Above all, Sotomayor remained calm. Even when she was read unfavorable reviews she received from anonymous lawyers who described her, among other things, as "a terror on the bench" and Sen. Lindsey Graham asked her if she has a "temperament problem." She paused, and then said that she does "ask tough questions at oral argument." When asked about a statement she made about appellate judges making policy, Sotomayor assured lawmakers that it's "the job of Congress to decide what policy should be for society." The NYT notes inside that the judge, who is often described as passionate, "took pains to make herself as boring as possible." Throughout the questioning, "She refused to be pushed further than she wanted to go, by either Democrats or Republicans," notes USA Today.

Republicans weren't happy, and some Republicans on the committee said her testimony didn't really match with previous public remarks. "That's what we're trying to figure out," said Sen. Lindsey Graham. "Who are we getting here?" She was unmoved and kept referring back to her record as proof that "I don't base my judgments on my personal experiences—or my feelings or my biases."

Several of the papers end up analyzing Sotomayor's body language, noting that she "uses her hands extensively to communicate," as the Washington Post puts it. The Post also points out that Sotomayor "is a big toucher," which is apparently "the disarming move of a confident and mature woman."

Repetition ended up being Sotomayor's best friend. "If repetition were the qualification for a Supreme Court justice, Sonia Sotomayor would already be on the high court," declares the WSJ. Over and over again she assured lawmakers that she didn't think she could do their job for them. The LAT points out that Sotomayor's confirmation hearings bore a striking resemblance to those of Justice Samuel Alito in 2006. They both have long records as appellate judges and are skilled at explaining rulings without hinting at their personal views. "Where Chief Justice John G. Roberts Jr. dazzled the Judiciary Committee in 2005 with his deft command of the law, Alito succeeded, and now Sotomayor appears to be as well, by proving they are smart, careful and capable, if not flashy," says the LAT.

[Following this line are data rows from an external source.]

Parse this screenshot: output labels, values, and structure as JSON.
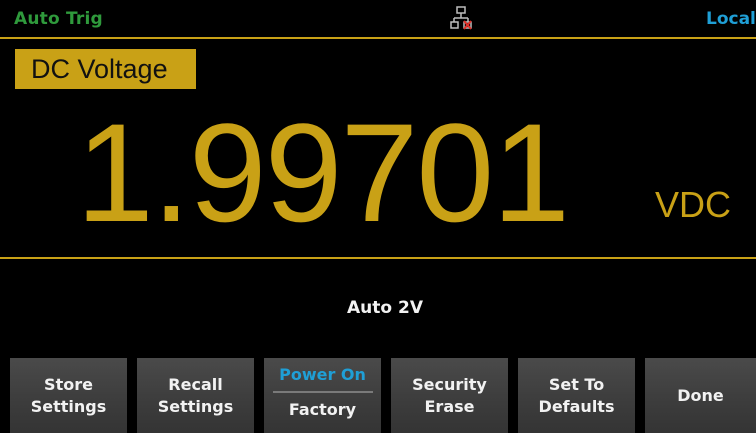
{
  "status": {
    "trigger": "Auto Trig",
    "network_icon": "lan-disconnected-icon",
    "remote_state": "Local"
  },
  "display": {
    "function": "DC Voltage",
    "reading": "1.99701",
    "unit": "VDC",
    "range": "Auto  2V"
  },
  "softkeys": {
    "store": [
      "Store",
      "Settings"
    ],
    "recall": [
      "Recall",
      "Settings"
    ],
    "power_on": {
      "label": "Power On",
      "value": "Factory"
    },
    "security": [
      "Security",
      "Erase"
    ],
    "defaults": [
      "Set To",
      "Defaults"
    ],
    "done": "Done"
  },
  "colors": {
    "accent": "#c9a116",
    "trigger": "#2f9a3c",
    "remote": "#1f9fd6",
    "softkey_highlight": "#1f9fd6"
  }
}
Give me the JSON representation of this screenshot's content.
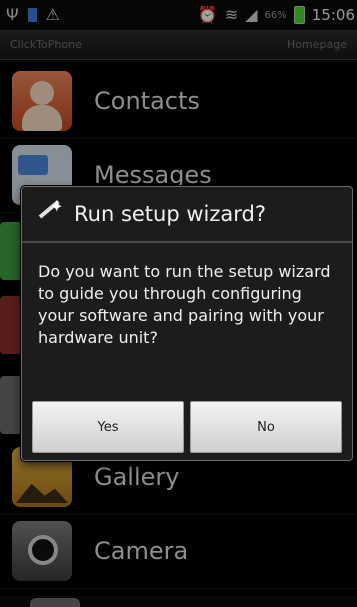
{
  "status_bar": {
    "icons": [
      "usb-icon",
      "battery-small-icon",
      "warning-icon",
      "alarm-icon",
      "wifi-icon",
      "signal-icon",
      "battery-icon"
    ],
    "battery_percent": "66%",
    "time": "15:06"
  },
  "title_bar": {
    "left": "ClickToPhone",
    "right": "Homepage"
  },
  "list": {
    "items": [
      {
        "label": "Contacts",
        "icon": "contacts-icon"
      },
      {
        "label": "Messages",
        "icon": "messages-icon"
      },
      {
        "label": "Gallery",
        "icon": "gallery-icon"
      },
      {
        "label": "Camera",
        "icon": "camera-icon"
      }
    ]
  },
  "dialog": {
    "icon": "magic-wand-icon",
    "title": "Run setup wizard?",
    "message": "Do you want to run the setup wizard to guide you through configuring your software and pairing with your hardware unit?",
    "yes_label": "Yes",
    "no_label": "No"
  }
}
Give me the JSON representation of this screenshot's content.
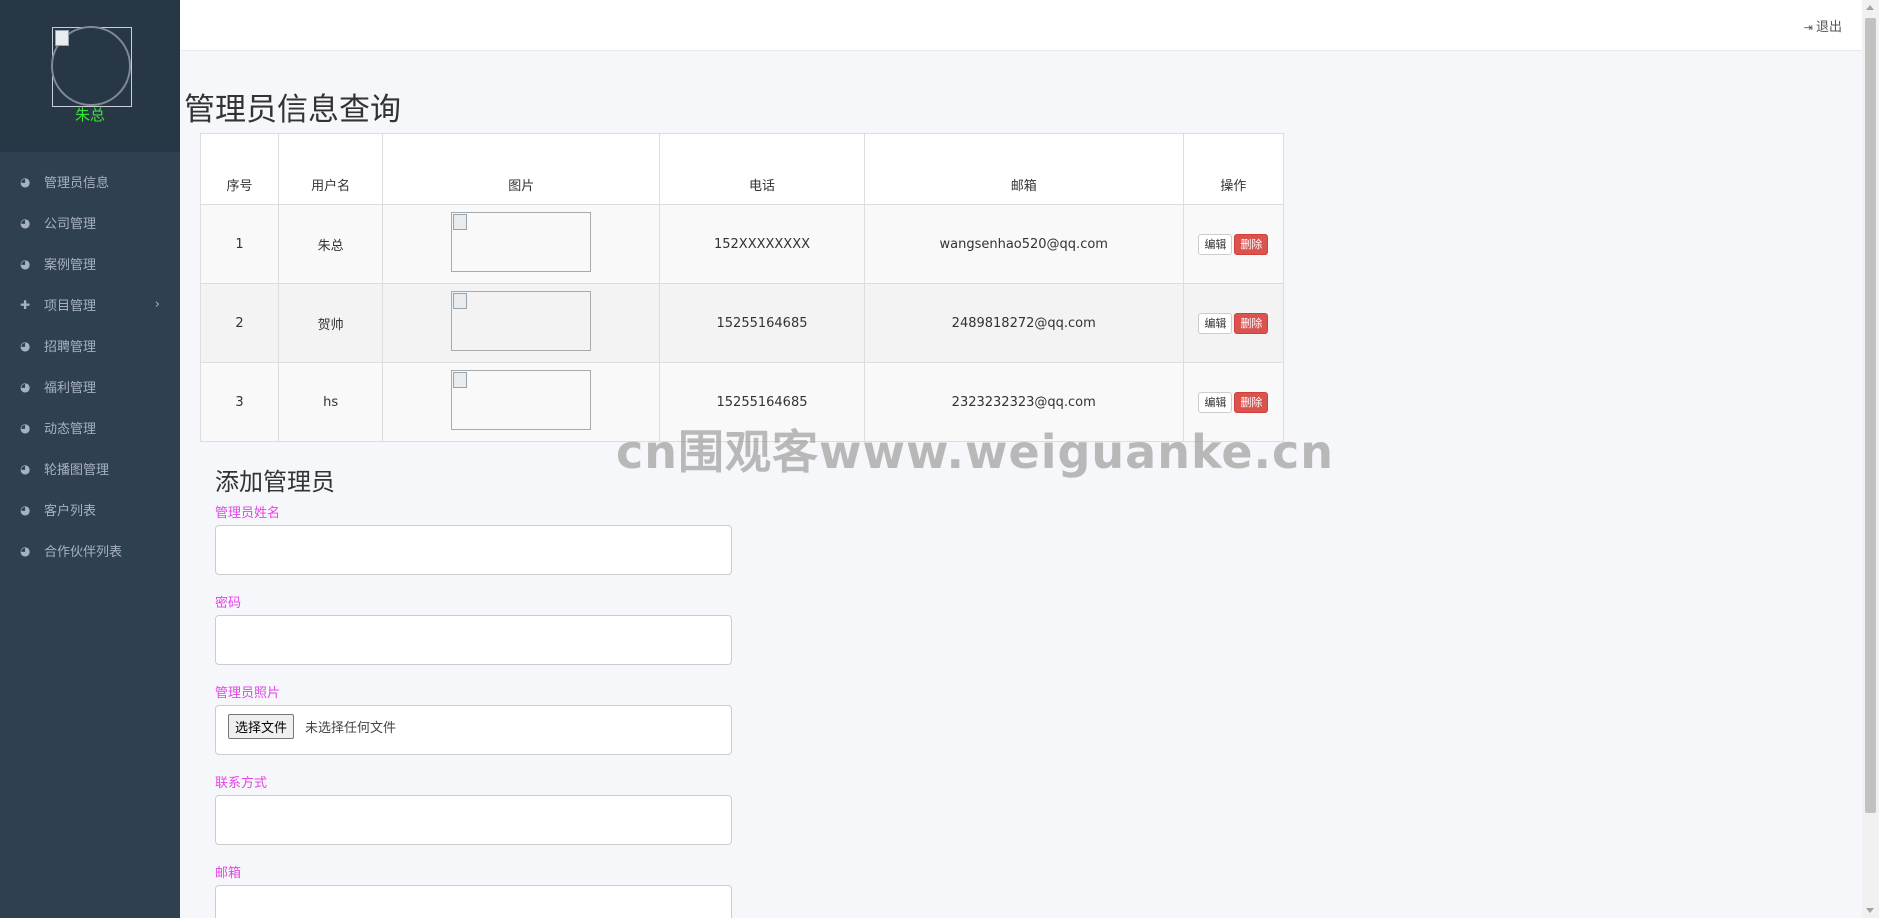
{
  "sidebar": {
    "user_name": "朱总",
    "items": [
      {
        "label": "管理员信息",
        "icon": "dashboard-icon"
      },
      {
        "label": "公司管理",
        "icon": "dashboard-icon"
      },
      {
        "label": "案例管理",
        "icon": "dashboard-icon"
      },
      {
        "label": "项目管理",
        "icon": "pin-icon",
        "arrow": "›"
      },
      {
        "label": "招聘管理",
        "icon": "dashboard-icon"
      },
      {
        "label": "福利管理",
        "icon": "dashboard-icon"
      },
      {
        "label": "动态管理",
        "icon": "dashboard-icon"
      },
      {
        "label": "轮播图管理",
        "icon": "dashboard-icon"
      },
      {
        "label": "客户列表",
        "icon": "dashboard-icon"
      },
      {
        "label": "合作伙伴列表",
        "icon": "dashboard-icon"
      }
    ]
  },
  "topbar": {
    "logout_label": "退出"
  },
  "main": {
    "title": "管理员信息查询",
    "table": {
      "headers": [
        "序号",
        "用户名",
        "图片",
        "电话",
        "邮箱",
        "操作"
      ],
      "rows": [
        {
          "index": "1",
          "username": "朱总",
          "phone": "152XXXXXXXX",
          "email": "wangsenhao520@qq.com"
        },
        {
          "index": "2",
          "username": "贺帅",
          "phone": "15255164685",
          "email": "2489818272@qq.com"
        },
        {
          "index": "3",
          "username": "hs",
          "phone": "15255164685",
          "email": "2323232323@qq.com"
        }
      ],
      "edit_label": "编辑",
      "delete_label": "删除"
    },
    "watermark": "cn围观客www.weiguanke.cn",
    "form": {
      "title": "添加管理员",
      "name_label": "管理员姓名",
      "password_label": "密码",
      "photo_label": "管理员照片",
      "file_button": "选择文件",
      "file_status": "未选择任何文件",
      "contact_label": "联系方式",
      "email_label": "邮箱"
    }
  },
  "colors": {
    "sidebar_bg": "#2f4050",
    "profile_name": "#3ae03a",
    "form_label": "#e844e8",
    "danger": "#d9534f"
  }
}
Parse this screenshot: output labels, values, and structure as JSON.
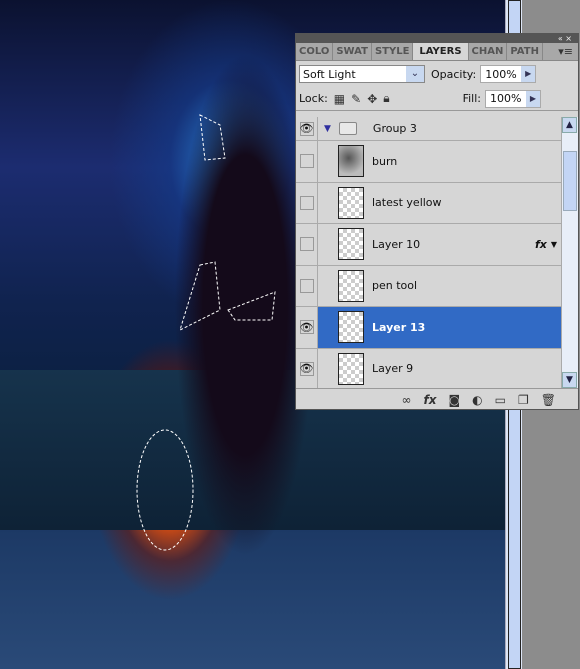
{
  "panel": {
    "tabs": [
      {
        "label": "COLO"
      },
      {
        "label": "SWAT"
      },
      {
        "label": "STYLE"
      },
      {
        "label": "LAYERS",
        "active": true
      },
      {
        "label": "CHAN"
      },
      {
        "label": "PATH"
      }
    ],
    "blend_mode": "Soft Light",
    "opacity_label": "Opacity:",
    "opacity": "100%",
    "lock_label": "Lock:",
    "fill_label": "Fill:",
    "fill": "100%",
    "layers": [
      {
        "name": "Group 3",
        "type": "group",
        "visible": true
      },
      {
        "name": "burn",
        "visible": false
      },
      {
        "name": "latest yellow",
        "visible": false
      },
      {
        "name": "Layer 10",
        "visible": false,
        "fx": "fx"
      },
      {
        "name": "pen tool",
        "visible": false
      },
      {
        "name": "Layer 13",
        "visible": true,
        "selected": true
      },
      {
        "name": "Layer 9",
        "visible": true
      }
    ]
  },
  "colors": {
    "selection": "#316ac5",
    "panel_bg": "#d6d6d6"
  }
}
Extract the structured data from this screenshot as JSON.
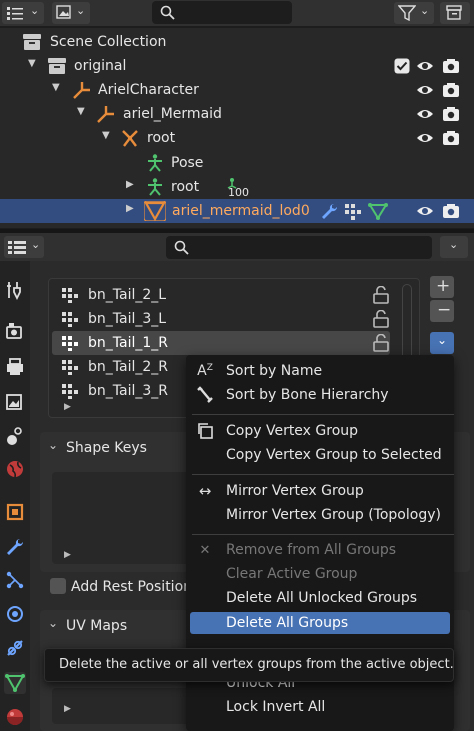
{
  "outliner": {
    "search_placeholder": "",
    "items": [
      {
        "label": "Scene Collection"
      },
      {
        "label": "original"
      },
      {
        "label": "ArielCharacter"
      },
      {
        "label": "ariel_Mermaid"
      },
      {
        "label": "root"
      },
      {
        "label": "Pose"
      },
      {
        "label": "root",
        "badge": "100"
      },
      {
        "label": "ariel_mermaid_lod0"
      }
    ]
  },
  "properties": {
    "search_placeholder": "",
    "vertex_groups": [
      "bn_Tail_2_L",
      "bn_Tail_3_L",
      "bn_Tail_1_R",
      "bn_Tail_2_R",
      "bn_Tail_3_R"
    ],
    "panels": {
      "shape_keys": "Shape Keys",
      "add_rest_position": "Add Rest Position",
      "uv_maps": "UV Maps"
    }
  },
  "context_menu": {
    "items": [
      {
        "label": "Sort by Name",
        "icon": "sort-alpha-icon"
      },
      {
        "label": "Sort by Bone Hierarchy",
        "icon": "bone-icon"
      },
      {
        "label": "Copy Vertex Group",
        "icon": "copy-icon"
      },
      {
        "label": "Copy Vertex Group to Selected",
        "icon": ""
      },
      {
        "label": "Mirror Vertex Group",
        "icon": "mirror-arrows-icon"
      },
      {
        "label": "Mirror Vertex Group (Topology)",
        "icon": ""
      },
      {
        "label": "Remove from All Groups",
        "icon": "x-icon"
      },
      {
        "label": "Clear Active Group",
        "icon": ""
      },
      {
        "label": "Delete All Unlocked Groups",
        "icon": ""
      },
      {
        "label": "Delete All Groups",
        "icon": ""
      },
      {
        "label": "Unlock All",
        "icon": ""
      },
      {
        "label": "Lock Invert All",
        "icon": ""
      }
    ]
  },
  "tooltip": {
    "text": "Delete the active or all vertex groups from the active object."
  },
  "colors": {
    "selection": "#334d80",
    "menu_highlight": "#4772b3",
    "accent_orange": "#e78c3b",
    "accent_green": "#4fc36e"
  }
}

Under the legislation to overhaul health care that House Democrats unveiled yesterday, employers that don't provide coverage would have to pay a penalty equivalent to 8 percent of their payroll. Only businesses with payrolls less than $250,000 would be exempt, while those with payrolls between $250,000 and $400,000 would pay a smaller penalty. Taxes would also increase for individuals with an adjusted gross income of more than $280,000 and $350,000 for couples at rates ranging from 1 percent to 5.4 percent for those making more than $1 million. The Post notes that this surtax "would drive the top federal tax rate to 45 percent, the highest level since lawmakers rewrote the tax code in 1986." Nearly all Americans would be forced to get health insurance or pay a penalty, although there will be assistance for those who can't afford it. The bill would also prohibit the insurance industry from denying coverage for the sick and excluding certain treatments from their plans.

The House proposal is "among the most liberal of several competing blueprints," notes the LAT. Republicans immediately decried the bill as a jobs killer and even Democrats in the Senate expressed skepticism. "I don't think it's going to go anywhere in the Senate," Democratic Sen. Jeff Bingaman said. Senators are trying to figure out a way to increase revenue through other means besides increasing taxes on the wealthy.

The WSJ, NYT, and LAT front Goldman Sachs posting the most profitable quarter in its history yesterday. In Wall Street, "jaws dropped" (NYT) when Goldman announced a net income of $3.44 billion, more than it earned in all of 2008 and significantly higher than the $2 billion that analysts had been predicting. By taking advantage of weaknesses in its competitors and increasing risk, Goldman "appears to be pulling off one of the biggest market-share grabs in Wall Street history," declares the WSJ. If things continue this way for Goldman, its employees are set for nice bonuses that "could rival the record paydays of the heady bull-market years," says the NYT. While some argued that the earnings show the markets are turning around, others said that Goldman benefitted too much from government aid, and huge bonuses will only increase public anger at a time when unemployment is on the rise.

Although Goldman insists that it was practically forced to take $10 billion in bailout money, the LAT points out that the company benefitted in other ways. Goldman could have seen lots of red ink in its books if the government hadn't rescued American International Group, for example. The WSJ notes that while Goldman increased risk-taking this quarter, it also reduced its leverage, meaning it didn't use borrowed money as much.

The LAT's Borzou Daragahi takes a look at how the image of Iran's supreme leader has changed after he decided to openly support President Mahmoud Ahmadinejad. Ayatollah Ali Khamenei "has gotten his hands dirty" and subsequently set "in motion an unpredictable series of events that could fundamentally change the Islamic republic," writes Daragahi. The man who was seen as God's representative is now criticized and laughed at by disappointed Iranians. And it's not just among reformists. Even conservative Ahmadinejad supporters say Khamenei made a mistake by so eagerly supporting the election results before they were officially ratified. "For nearly two decades Khamenei has wielded power without accountability," an analyst said. "Those days are over."

The NYT looks into the history behind the rise of the gyro in the United States. There are approximately 50,000 vertical broilers across the country that spin those off-color gyro meat cones that are often manufactured by large companies in factorylike settings. And what's in those cones anyway? At the world's largest manufacturer of gyros, raw beef and lamb trimmings are "run through a four-ton grinder, where bread crumbs, water, oregano and other seasonings are added. A clumpy paste emerges and is squeezed into a machine that checks for metal and bone." Then 60 pounds per square inch of hydraulic pressure is used "to fuse the meat into cylinders, which are stacked on trays and then rolled into a flash freezer, where the temperature is 20 degrees below zero." Sounds like you're better off just thinking about it as mystery meat.